Tesla Inc.‘s (NASDAQ:TSLA) Optimus humanoid robot has largely been viewed as an artificial intelligence and robotics play. But according to Micron Technology Inc. (NASDAQ:MU), it could also become a major driver of demand for one of AI’s most overlooked components: memory.
During Micron’s fiscal third-quarter earnings call, CEO Sanjay Mehrotra outlined a long-term vision in which humanoid robots become a significant new market for memory and storage, making a striking comparison with today’s vehicles.
“Humanoid robots carry 10 times the amount of memory as an average L2+ vehicle,” Mehrotra said. “We expect a sustained, substantial multi-decade memory demand cycle to begin in the latter part of this decade.”
While Micron did not mention Tesla specifically, the comments come as Tesla continues to position Optimus as one of its biggest long-term growth opportunities.
Tesla Optimus Could Reshape AI Memory Demand
The comparison underscores how memory-intensive humanoid robots could become as they process real-time vision, perform inference, and plan motion.

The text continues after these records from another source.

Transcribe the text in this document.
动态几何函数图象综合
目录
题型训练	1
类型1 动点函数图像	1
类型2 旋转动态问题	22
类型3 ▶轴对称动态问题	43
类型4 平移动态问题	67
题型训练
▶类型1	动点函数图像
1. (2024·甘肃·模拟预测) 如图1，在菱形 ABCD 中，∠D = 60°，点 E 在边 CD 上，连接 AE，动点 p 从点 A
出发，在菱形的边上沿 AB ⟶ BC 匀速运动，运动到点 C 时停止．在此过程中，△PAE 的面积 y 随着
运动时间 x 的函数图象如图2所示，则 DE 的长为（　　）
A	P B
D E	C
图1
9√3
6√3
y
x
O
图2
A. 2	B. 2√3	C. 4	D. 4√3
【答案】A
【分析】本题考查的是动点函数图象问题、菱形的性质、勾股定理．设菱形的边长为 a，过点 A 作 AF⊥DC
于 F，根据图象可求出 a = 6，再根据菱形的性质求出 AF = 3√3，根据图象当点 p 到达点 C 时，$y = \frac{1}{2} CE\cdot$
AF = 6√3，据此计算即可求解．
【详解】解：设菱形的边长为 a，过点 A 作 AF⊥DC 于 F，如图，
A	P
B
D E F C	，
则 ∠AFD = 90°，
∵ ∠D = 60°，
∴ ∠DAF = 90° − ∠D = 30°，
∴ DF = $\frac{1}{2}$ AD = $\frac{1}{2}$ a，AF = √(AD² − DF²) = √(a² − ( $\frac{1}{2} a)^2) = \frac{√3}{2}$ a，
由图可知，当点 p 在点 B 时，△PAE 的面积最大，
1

According to Mehrotra, continued advances in simulation, foundation models and integrated hardware and software are accelerating the development of physical AI, creating “a growing content-rich opportunity for high-bandwidth, low-power memory and storage that powers real-time perception, inference, and control.”
If Tesla succeeds in deploying Optimus at scale across factories and eventually commercial markets, each robot could require substantially more advanced memory than today’s driver-assistance-equipped vehicles, potentially creating a new source of demand for suppliers like Micron.

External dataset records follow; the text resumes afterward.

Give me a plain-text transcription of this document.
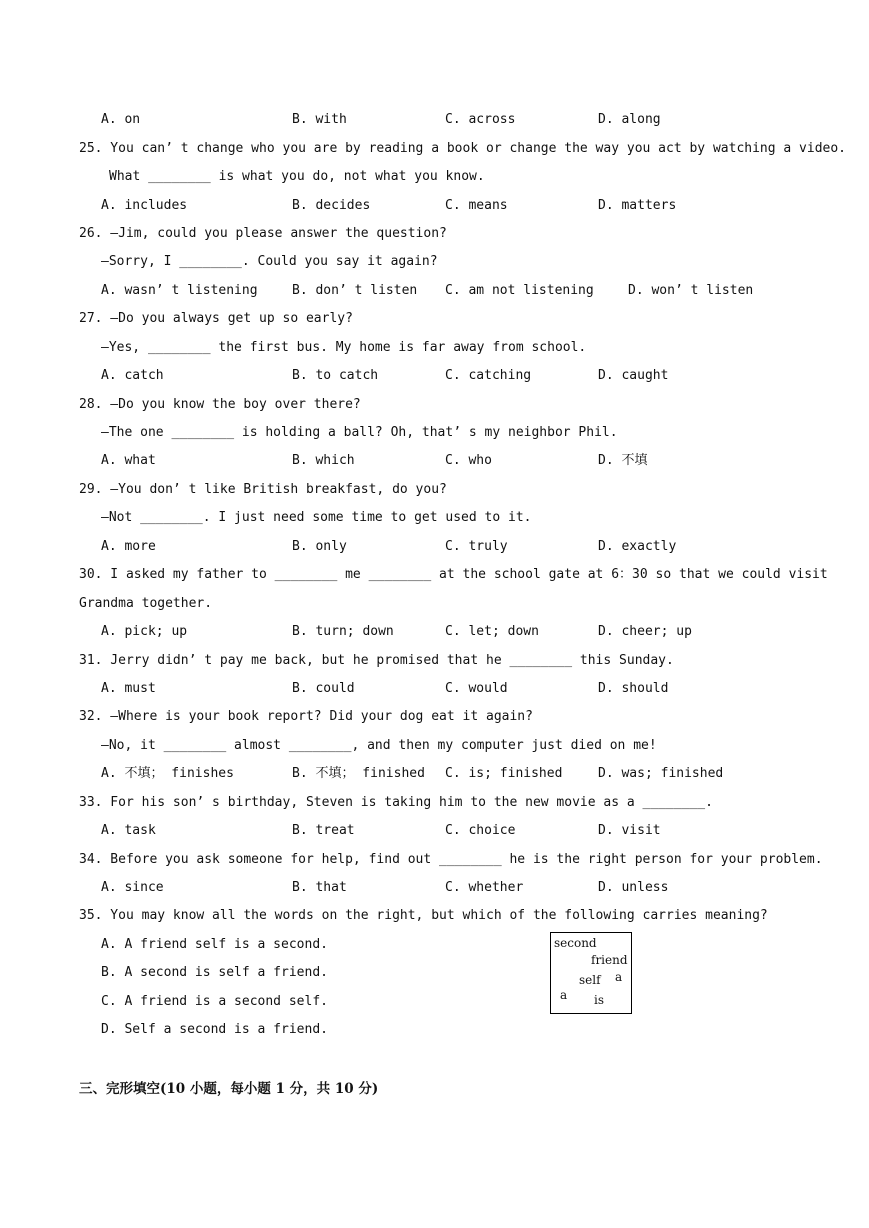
A. on	B. with	C. across	D. along
25. You can’ t change who you are by reading a book or change the way you act by watching a video.
What ________ is what you do, not what you know.
A. includes	B. decides	C. means	D. matters
26. —Jim, could you please answer the question?
—Sorry, I ________. Could you say it again?
A. wasn’ t listening	B. don’ t listen C. am not listening	D. won’ t listen
27. —Do you always get up so early?
—Yes, ________ the first bus. My home is far away from school.
A. catch	B. to catch	C. catching	D. caught
28. —Do you know the boy over there?
—The one ________ is holding a ball? Oh, that’ s my neighbor Phil.
A. what	B. which	C. who	D. 不填
29. —You don’ t like British breakfast, do you?
—Not ________. I just need some time to get used to it.
A. more	B. only	C. truly	D. exactly
30. I asked my father to ________ me ________ at the school gate at 6：30 so that we could visit
Grandma together.
A. pick; up	B. turn; down	C. let; down	D. cheer; up
31. Jerry didn’ t pay me back, but he promised that he ________ this Sunday.
A. must	B. could	C. would	D. should
32. —Where is your book report? Did your dog eat it again?
—No, it ________ almost ________, and then my computer just died on me!
A. 不填； finishes	B. 不填； finished C. is; finished	D. was; finished
33. For his son’ s birthday, Steven is taking him to the new movie as a ________.
A. task	B. treat	C. choice	D. visit
34. Before you ask someone for help, find out ________ he is the right person for your problem.
A. since	B. that	C. whether	D. unless
35. You may know all the words on the right, but which of the following carries meaning?
A. A friend self is a second.
B. A second is self a friend.
C. A friend is a second self.
D. Self a second is a friend.
second
friend
a
self
a is
三、完形填空(10 小题，每小题 1 分，共 10 分)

AI Infrastructure Extends Beyond GPUs
Micron’s broader message was that the AI infrastructure story is expanding beyond graphics processors.
“AI system performance is architecturally dependent on memory subsystem performance and capacity,” Mehrotra said, adding that memory has become “a strategic asset” in the AI era.

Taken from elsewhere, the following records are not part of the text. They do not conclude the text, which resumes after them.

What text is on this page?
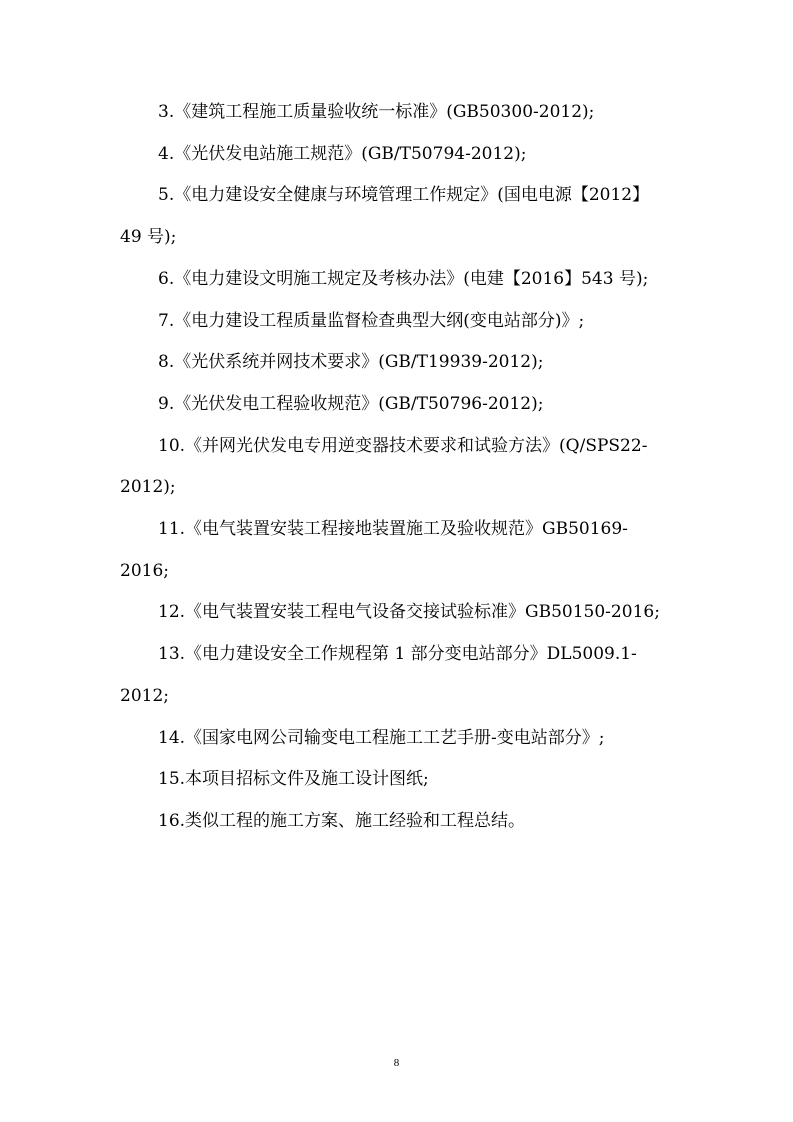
3.《建筑工程施工质量验收统一标准》(GB50300-2012);
4.《光伏发电站施工规范》(GB/T50794-2012);
5.《电力建设安全健康与环境管理工作规定》(国电电源【2012】
49 号);
6.《电力建设文明施工规定及考核办法》(电建【2016】543 号);
7.《电力建设工程质量监督检查典型大纲(变电站部分)》;
8.《光伏系统并网技术要求》(GB/T19939-2012);
9.《光伏发电工程验收规范》(GB/T50796-2012);
10.《并网光伏发电专用逆变器技术要求和试验方法》(Q/SPS22-
2012);
11.《电气装置安装工程接地装置施工及验收规范》GB50169-
2016;
12.《电气装置安装工程电气设备交接试验标准》GB50150-2016;
13.《电力建设安全工作规程第 1 部分变电站部分》DL5009.1-
2012;
14.《国家电网公司输变电工程施工工艺手册-变电站部分》;
15.本项目招标文件及施工设计图纸;
16.类似工程的施工方案、施工经验和工程总结。
8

The company believes AI-driven demand is outpacing the industry’s ability to add new supply, with Micron now expecting tight memory market conditions to persist beyond calendar 2027.
“We currently do not have line of sight as to when memory supply will be able to catch up with increasing demand,” Mehrotra said.
That outlook suggests the next wave of AI hardware may not be defined solely by data-center GPUs from Nvidia Corp. (NASDAQ:NVDA), but also by the companies supplying the increasingly critical memory required to power everything from AI servers to autonomous vehicles—and eventually, humanoid robots like Tesla’s Optimus.